However, the major blunder with the pill was that it poisoned Fletcher in the end. The shares had the stuffing knocked out of them for want of takeover premium.
The only thing to lift letter stock prices together recently has been news that FCL has gone into liquidation mode, a savage indictment of former leadership and must pose a question over the merit of Hugh Fletcher's officially mandated lucubrations on regulating the telecommunications industry.
His stint at the top of the FCL empire coincided with poor sharemarket performance for the firm, which is paying the price today for decisions it warmly attributed to Mr Fletcher when they were made. All in all, not a good advertisement for consultancy services, one would think.
Although the letter stocks have stripped buy-and-hold investors of their wealth, they have nonetheless been useful for traders. In the charts this week monthly graphs are shown of each letter stock since listing.
Forests was the first to list, being dubbed a "dirty float" by The National Business Review at the time because the firm was effectively sold twice to investors who had previously owned it under consolidated shares.
The first letter stock set the tone for what was to follow with the others by plunging into its own grisly bear market which will terminate, it seems, only when Forests gets the flick. Its litigious Chinese partner, Citic, must be unimpressed and remains a daunting consideration for any would-be buyer.
The other letter stocks have had a chequered life.

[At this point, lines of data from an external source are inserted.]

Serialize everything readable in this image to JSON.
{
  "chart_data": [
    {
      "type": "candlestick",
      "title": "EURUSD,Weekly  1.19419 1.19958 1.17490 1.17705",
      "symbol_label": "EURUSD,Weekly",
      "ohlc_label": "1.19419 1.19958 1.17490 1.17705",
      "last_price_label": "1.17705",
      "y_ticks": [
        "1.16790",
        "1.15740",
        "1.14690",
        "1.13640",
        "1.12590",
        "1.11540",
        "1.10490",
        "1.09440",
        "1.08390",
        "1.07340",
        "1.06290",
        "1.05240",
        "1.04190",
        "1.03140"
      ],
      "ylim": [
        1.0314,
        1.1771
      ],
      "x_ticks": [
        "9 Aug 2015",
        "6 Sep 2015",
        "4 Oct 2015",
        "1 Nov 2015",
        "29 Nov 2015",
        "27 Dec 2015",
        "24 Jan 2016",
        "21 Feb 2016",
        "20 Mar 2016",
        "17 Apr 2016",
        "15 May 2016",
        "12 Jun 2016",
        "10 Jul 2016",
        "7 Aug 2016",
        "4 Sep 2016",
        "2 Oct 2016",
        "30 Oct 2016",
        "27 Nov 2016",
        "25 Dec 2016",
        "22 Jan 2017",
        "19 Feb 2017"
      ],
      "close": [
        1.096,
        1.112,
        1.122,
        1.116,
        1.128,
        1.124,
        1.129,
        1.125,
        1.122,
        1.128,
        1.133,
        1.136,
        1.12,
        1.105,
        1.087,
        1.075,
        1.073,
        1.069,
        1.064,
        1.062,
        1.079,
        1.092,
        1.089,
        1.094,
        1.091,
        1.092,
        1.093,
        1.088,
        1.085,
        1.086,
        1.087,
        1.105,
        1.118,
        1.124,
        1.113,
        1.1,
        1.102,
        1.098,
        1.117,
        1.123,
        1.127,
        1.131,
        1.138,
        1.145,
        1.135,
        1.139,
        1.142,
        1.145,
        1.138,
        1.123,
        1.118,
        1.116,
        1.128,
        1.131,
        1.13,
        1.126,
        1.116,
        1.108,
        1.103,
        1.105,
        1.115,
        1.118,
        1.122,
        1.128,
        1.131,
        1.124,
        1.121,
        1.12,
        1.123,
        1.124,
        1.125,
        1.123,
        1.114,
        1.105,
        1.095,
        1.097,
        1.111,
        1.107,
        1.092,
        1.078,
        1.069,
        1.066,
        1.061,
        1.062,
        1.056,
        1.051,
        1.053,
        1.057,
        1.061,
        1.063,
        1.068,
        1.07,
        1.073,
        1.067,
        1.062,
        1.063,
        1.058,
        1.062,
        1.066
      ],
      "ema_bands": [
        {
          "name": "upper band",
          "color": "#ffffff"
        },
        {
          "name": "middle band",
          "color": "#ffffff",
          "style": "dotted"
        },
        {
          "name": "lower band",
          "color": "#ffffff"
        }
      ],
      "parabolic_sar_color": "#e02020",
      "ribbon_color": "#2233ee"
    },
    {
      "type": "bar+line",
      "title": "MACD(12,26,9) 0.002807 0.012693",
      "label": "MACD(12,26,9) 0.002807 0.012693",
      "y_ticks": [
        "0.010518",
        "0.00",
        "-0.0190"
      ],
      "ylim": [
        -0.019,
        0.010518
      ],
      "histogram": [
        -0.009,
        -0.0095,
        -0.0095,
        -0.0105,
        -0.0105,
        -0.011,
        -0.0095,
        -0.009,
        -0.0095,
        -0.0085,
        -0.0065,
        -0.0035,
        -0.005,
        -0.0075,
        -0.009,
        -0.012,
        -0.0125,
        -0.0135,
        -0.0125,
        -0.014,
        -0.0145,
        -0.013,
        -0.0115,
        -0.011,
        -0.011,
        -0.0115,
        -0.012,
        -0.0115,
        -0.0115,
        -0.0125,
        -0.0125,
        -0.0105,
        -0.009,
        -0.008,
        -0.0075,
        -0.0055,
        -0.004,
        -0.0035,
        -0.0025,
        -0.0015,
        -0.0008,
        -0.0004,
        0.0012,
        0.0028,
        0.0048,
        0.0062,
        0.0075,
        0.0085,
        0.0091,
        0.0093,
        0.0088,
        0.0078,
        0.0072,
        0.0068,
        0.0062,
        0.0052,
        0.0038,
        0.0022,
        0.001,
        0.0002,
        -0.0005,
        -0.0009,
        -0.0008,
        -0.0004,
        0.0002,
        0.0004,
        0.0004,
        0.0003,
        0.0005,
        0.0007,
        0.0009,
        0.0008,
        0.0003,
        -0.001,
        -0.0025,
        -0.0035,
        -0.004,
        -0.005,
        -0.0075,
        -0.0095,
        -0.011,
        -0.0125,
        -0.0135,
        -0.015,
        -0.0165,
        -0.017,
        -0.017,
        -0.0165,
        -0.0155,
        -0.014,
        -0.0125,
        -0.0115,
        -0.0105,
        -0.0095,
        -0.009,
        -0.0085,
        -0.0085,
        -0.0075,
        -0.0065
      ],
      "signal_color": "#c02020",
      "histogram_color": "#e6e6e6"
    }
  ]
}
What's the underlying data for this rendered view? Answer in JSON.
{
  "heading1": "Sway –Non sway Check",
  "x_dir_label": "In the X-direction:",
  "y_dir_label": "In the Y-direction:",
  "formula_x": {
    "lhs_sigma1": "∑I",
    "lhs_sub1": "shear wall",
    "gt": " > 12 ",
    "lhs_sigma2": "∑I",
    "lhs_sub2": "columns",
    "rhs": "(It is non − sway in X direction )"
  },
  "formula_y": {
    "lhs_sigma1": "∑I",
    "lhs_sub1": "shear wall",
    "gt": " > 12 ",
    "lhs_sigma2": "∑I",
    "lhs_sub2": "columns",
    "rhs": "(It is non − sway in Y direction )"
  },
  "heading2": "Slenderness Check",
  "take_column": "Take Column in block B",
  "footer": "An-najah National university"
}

Building was an early darling that soon jilted its admirers.
Today it is the subject of break-up talk because its motley business portfolio lacks internal logic.
Energy was beloved of foreign oil sector analysts, who doggedly kept tipping the company for prices above $10 that have never emerged despite its supposedly gold-plated assets.
Paper was an absolute dud like Forests and was rescued only when Norske Skog found a value in it that no one else could perceive. By the time the Norwegians declared their intentions it was too late for anyone else to make much of a Paper profit.
The charts illustrate a technical analysis technique called "Bollinger bands" after their American inventor, John Bollinger.
The bands are plotted at standard deviations from a moving average of share price. In the graphs shown, which are monthly bar charts, the moving average has a period of 12 months and the bands are plotted at 1.5 standard deviations from it.
The idea of Bollinger bands is that shares are oversold when the price is tracking around the lower band and overbought when price is ranging about the upper band.
The method is not infallible, as can be seen from the charts. There have been times, for example, when a share price was moving around a lower Bollinger band and then fell even further.
As with other technical indicators, price leads and indicators follow.
However, as a general rule, accumulating Fletcher letter stocks when the share price coincided with the lower Bollinger band would have worked out profitably overall, even if only because of the great Fletcher fire sale that has since emerged.